Hearing from the Deaf Culture

Autor/a: GOSS, Blaine
Año: 2003
Editorial: Intercultural Communication Studies (2003)
Tipo de código: Copyright
Soporte: Digital


Comunidad y cultura sorda


This paper addresses two research questions: 1) What are the communication preferences of the deaf ? and 2) Do deaf communicators exhibit unique communication habits that are part of the Deaf culture? When interacting with a hearing person, the deaf communicator will most often rely on exchanging written notes and using nonverbal gestures. Deaf communicators experience a lot of frustration with hearing persons when they are forced into exchanging notes. Writing is slow, and it is not very “interactive” in a lively sense. Since American Sign Language is not widely understood within the hearing population, it is typically reserved for interactions with fellow deaf communicators. ASL is fast and efficient.
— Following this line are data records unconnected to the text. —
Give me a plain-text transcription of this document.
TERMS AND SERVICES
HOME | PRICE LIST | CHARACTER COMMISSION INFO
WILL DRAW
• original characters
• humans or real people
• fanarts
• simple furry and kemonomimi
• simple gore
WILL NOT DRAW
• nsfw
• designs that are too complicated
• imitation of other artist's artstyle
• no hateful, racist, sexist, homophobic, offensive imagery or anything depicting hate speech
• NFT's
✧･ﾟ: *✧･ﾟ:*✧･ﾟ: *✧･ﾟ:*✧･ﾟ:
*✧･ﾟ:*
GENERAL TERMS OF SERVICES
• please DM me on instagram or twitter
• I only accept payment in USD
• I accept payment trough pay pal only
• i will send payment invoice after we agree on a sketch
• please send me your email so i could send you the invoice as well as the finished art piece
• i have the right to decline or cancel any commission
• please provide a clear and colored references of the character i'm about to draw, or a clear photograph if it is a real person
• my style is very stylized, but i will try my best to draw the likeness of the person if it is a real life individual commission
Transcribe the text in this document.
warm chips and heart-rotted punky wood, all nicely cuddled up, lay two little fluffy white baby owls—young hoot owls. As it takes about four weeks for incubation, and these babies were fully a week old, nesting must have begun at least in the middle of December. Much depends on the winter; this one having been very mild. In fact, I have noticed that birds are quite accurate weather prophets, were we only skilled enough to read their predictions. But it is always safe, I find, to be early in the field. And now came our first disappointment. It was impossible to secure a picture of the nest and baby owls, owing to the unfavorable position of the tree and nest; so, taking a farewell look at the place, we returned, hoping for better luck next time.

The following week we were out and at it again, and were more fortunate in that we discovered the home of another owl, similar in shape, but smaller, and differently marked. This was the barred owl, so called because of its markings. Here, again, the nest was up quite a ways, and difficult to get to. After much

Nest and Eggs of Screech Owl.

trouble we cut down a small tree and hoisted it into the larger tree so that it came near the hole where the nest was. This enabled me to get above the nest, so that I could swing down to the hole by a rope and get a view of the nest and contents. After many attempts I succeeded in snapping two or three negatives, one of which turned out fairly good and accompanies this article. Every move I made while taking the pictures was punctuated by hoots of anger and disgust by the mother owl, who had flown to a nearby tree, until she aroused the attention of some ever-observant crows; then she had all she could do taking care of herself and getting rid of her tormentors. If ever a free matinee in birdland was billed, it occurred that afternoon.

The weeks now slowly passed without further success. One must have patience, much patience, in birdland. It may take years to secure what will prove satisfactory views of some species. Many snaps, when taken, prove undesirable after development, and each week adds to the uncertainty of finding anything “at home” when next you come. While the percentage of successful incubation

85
Thus, it is the “method of choice.” The term ‘Deaf culture” has been used to signify a unique group of people with a common condition. This culture has developed a set of attitudes and habits that appear to be universal within the deaf community. To wit, members of the focus group reaffirmed five Deaf culture communication patterns — passing behavior, bluntness, close interactional proximity, increased touching behavior during interactions, and unhurried communication exchanges.